Aktuell plant er gemeinsam mit der Stadt Reinbek auch die Messe Viva Seniores 22 im Schloss für das Wochenende, 23. und 24. April.

Die Ehrenamtlichen hoffen auch darauf, ab Februar oder März wieder ihre monatlichen Themenfrühstücke mit belegten Brötchen im Jürgen-Rickertsen-Haus anbieten zu können. Die Schwerpunkte Hörverbesserung, Vorsorge, Testament und Patientenverfügung, Augenversorgung, Sicherheit: Mit der Polizei gegen Enkeltrick und Co.. Schuldnerberatung sowie Adventsfrühstück mit Tombola und Live-Musik sind bereits in Vorbereitung.

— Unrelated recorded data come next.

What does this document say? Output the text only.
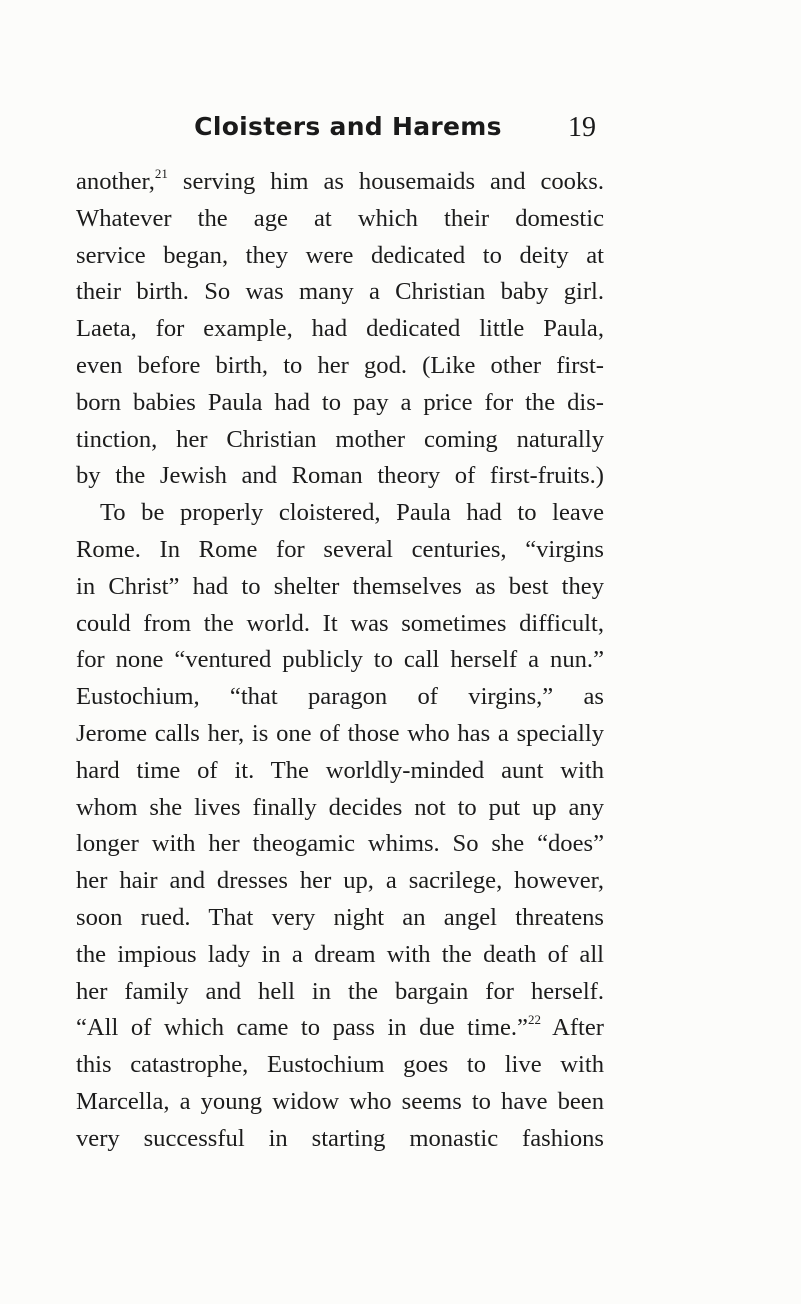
Cloisters and Harems	19
another,$^{21}$ serving him as housemaids and cooks.
Whatever the age at which their domestic
service began, they were dedicated to deity at
their birth. So was many a Christian baby girl.
Laeta, for example, had dedicated little Paula,
even before birth, to her god. (Like other first-
born babies Paula had to pay a price for the dis-
tinction, her Christian mother coming naturally
by the Jewish and Roman theory of first-fruits.)
To be properly cloistered, Paula had to leave
Rome. In Rome for several centuries, “virgins
in Christ” had to shelter themselves as best they
could from the world. It was sometimes difficult,
for none “ventured publicly to call herself a nun.”
Eustochium, “that paragon of virgins,” as
Jerome calls her, is one of those who has a specially
hard time of it. The worldly-minded aunt with
whom she lives finally decides not to put up any
longer with her theogamic whims. So she “does”
her hair and dresses her up, a sacrilege, however,
soon rued. That very night an angel threatens
the impious lady in a dream with the death of all
her family and hell in the bargain for herself.
“All of which came to pass in due time.”$^{22}$ After
this catastrophe, Eustochium goes to live with
Marcella, a young widow who seems to have been
very successful in starting monastic fashions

Für jeweils zwölf Senioren möchte der Beirat wieder Stadtrundfahrten mit dem Kleinbus durch Reinbek und die Stadtteile samt Kaffeetrinken anbieten. Die Organisatoren haben bereits die vierte Tour ausgetüftelt.

Ab Juli packen die Mitglieder des Seniorenbeirats wieder etwa 500 Weihnachtspäckchen für die Bewohnerinnen und Bewohner der Seniorenheime in Reinbek.

Außerdem möchte der Seniorenbeirat auch wieder Computer- und Bewegungskurse anbieten.